Recombinant Human Thrombopoietin (THPO) is produced in a mammalian cell expression system, which appears to ensure proper folding and post-translational modifications. This full-length mature protein spans amino acids 22 to 353 and carries a 6xHis tag at both ends. The purity exceeds 95% based on SDS-PAGE verification, and it shows biological activity with an ED50 of 0.55 ng/ml in cell proliferation assays using MO7E cells. Endotoxin levels stay below 1.0 EU/µg, as measured by the LAL method.
Thrombopoietin (THPO) serves as a key growth factor that regulates platelet production. It's central to hematopoiesis—specifically in how megakaryocytes proliferate and differentiate. These are the progenitor cells that generate platelets. Understanding THPO may help researchers grasp disorders affecting platelet counts, like thrombocytopenia and thrombocythemia. This makes it valuable for hematological research.
Potential Applications
Note: The applications listed below are based on what we know about this protein's biological functions, published research, and experience from experts in the field. However, we haven't fully tested all of these applications ourselves yet. We'd recommend running some preliminary tests first to make sure they work for your specific research goals.
1. Megakaryocyte Differentiation and Platelet Production Studies
This recombinant THPO is confirmed to be highly bioactive (ED₅₀ 0.55 ng/ml in MO7E cells) and suitable for megakaryocyte studies. However, the dual His-tags (N and C-terminal) may sterically hinder receptor binding as both termini are involved in MPL receptor engagement. While mammalian expression ensures proper glycosylation, researchers should validate that differentiation kinetics and platelet production match tag-free THPO, particularly for long-term cultures where tag effects may accumulate.

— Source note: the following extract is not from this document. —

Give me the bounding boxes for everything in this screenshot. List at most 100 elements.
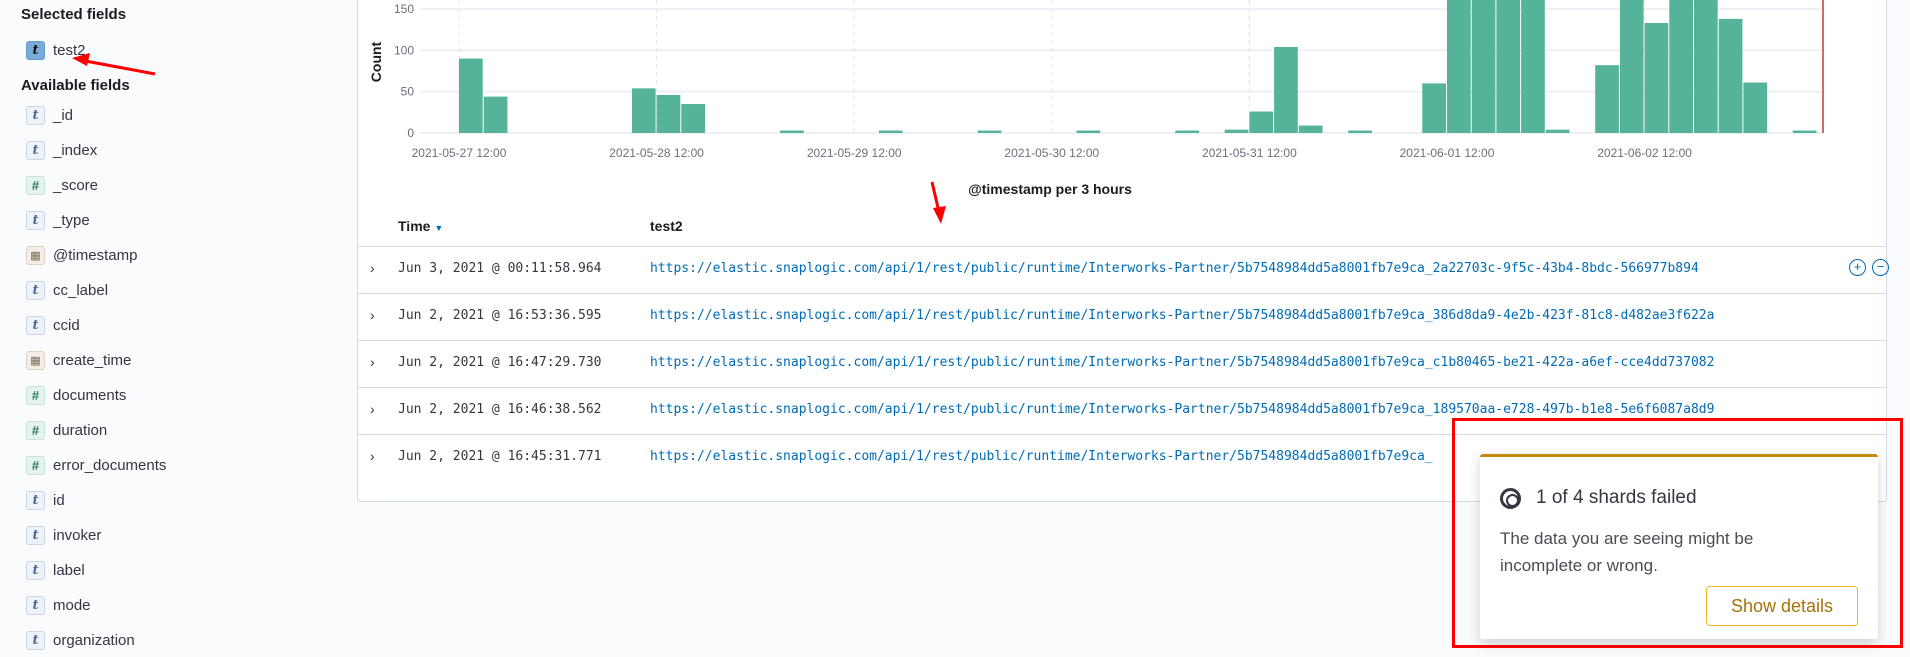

2. Cell Proliferation and Viability Assays
The protein is appropriate for proliferation assays, but the dual tagging may alter potency compared to native THPO. The high purity supports consistency, but researchers should include tag-free THPO controls to ensure proliferation kinetics and dose-response curves reflect physiological signaling. The mammalian glycosylation is advantageous, but the tags may affect signal duration or amplitude in sensitive assays.
3. Protein-Protein Interaction Studies
The dual His-tags facilitate pull-down assays but may cause steric interference with binding partners near the termini. While mammalian folding supports authentic interactions, the tags might block binding sites or alter conformation. Researchers should validate novel interactions with tag-free THPO and include stringent controls (e.g., tag-only) to distinguish specific from non-specific binding.

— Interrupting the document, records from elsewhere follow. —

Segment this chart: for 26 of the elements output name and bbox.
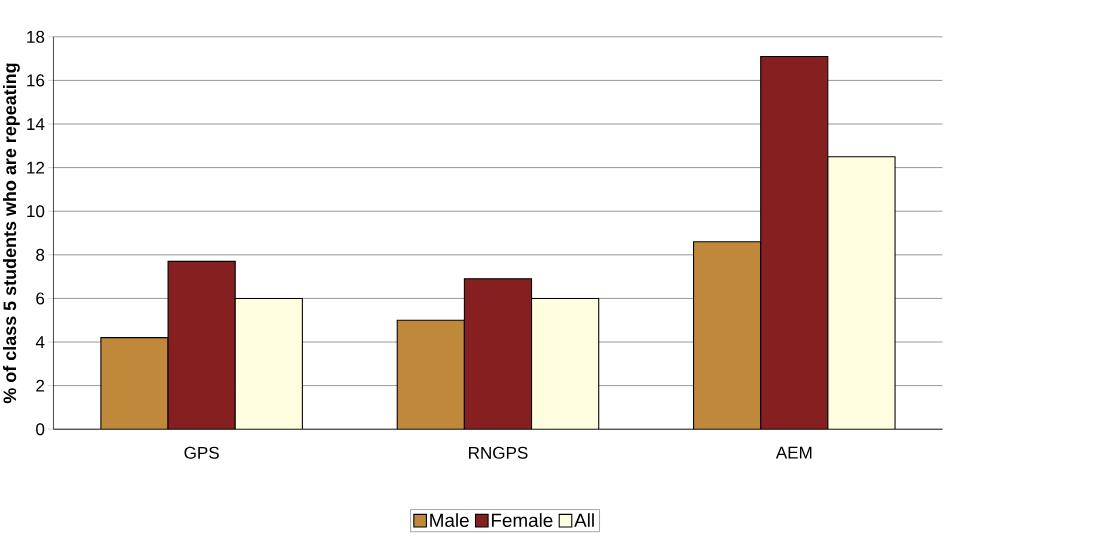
bar [463, 278, 533, 430]
legend-label: All [574, 513, 594, 527]
y-tick-label: 14 [27, 118, 45, 130]
y-tick-label: 12 [27, 161, 45, 174]
bar [396, 319, 465, 430]
bar [531, 297, 600, 430]
y-tick-label: 6 [36, 292, 45, 305]
x-tick-label: RNGPS [469, 446, 528, 459]
y-tick-label: 0 [36, 423, 45, 436]
y-tick-label: 4 [35, 336, 45, 348]
bar [234, 297, 303, 430]
x-tick-label: GPS [184, 446, 219, 459]
y-tick-label: 8 [36, 248, 45, 261]
bar [760, 55, 829, 430]
bar [167, 260, 236, 430]
y-tick-label: 2 [36, 379, 45, 392]
y-axis-title: % of class 5 students who are repeating [2, 63, 20, 404]
legend-label: Male [430, 513, 469, 528]
bar [827, 156, 896, 430]
x-tick-label: AEM [775, 446, 812, 459]
legend-label: Female [491, 513, 553, 528]
bar [693, 241, 762, 430]
y-tick-label: 16 [27, 74, 45, 87]
y-tick-label: 10 [27, 205, 45, 218]
y-tick-label: 18 [27, 30, 45, 43]
bar [100, 337, 169, 430]
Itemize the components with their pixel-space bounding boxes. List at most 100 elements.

4. Antibody Development and Validation
This THPO serves as an antigen, but antibodies may predominantly target terminal epitopes masked by tags in native THPO. The dual tags could generate antibodies with poor affinity for native protein termini. Comprehensive validation should use tag-free, mammalian-expressed THPO to ensure antibodies recognize physiological epitopes not obscured by tags.
5. Signal Transduction Pathway Analysis
The protein is suitable for signaling studies, but the tags may alter the kinetics of MPL receptor dimerization/activation. Researchers should confirm that JAK-STAT and PI3K/AKT pathway activation dynamics (especially phosphorylation duration) match tag-free THPO. The low endotoxin is beneficial, but signaling amplitude may be affected by tag-induced steric constraints.
Final Recommendation & Action Plan
This mammalian-expressed human THPO with dual His-tags is bioactive but requires careful validation due to potential steric effects from both N- and C-terminal tags. For immediate use: 1) In functional assays (proliferation/differentiation), employ low concentrations (0.1-1 ng/ml) but include tag-free THPO controls to verify physiological relevance; 2) For interaction studies, the tags are useful for purification but may require cleavage for binding assays involving terminal domains; 3) When developing antibodies, use this protein for immunization but screen against tag-free THPO to avoid tag-dominated immune responses; 4) For signaling studies, the mammalian glycosylation is ideal but validate early signaling events (first 5-30 min) against tag-free protein to detect tag-related kinetic alterations. Always include controls accounting for tag-induced artifacts, and consider tag cleavage for critical applications involving receptor binding or structural studies. While the demonstrated bioactivity confirms functionality, the dual tagging necessitates extra validation steps compared to singly-tagged or tag-free variants.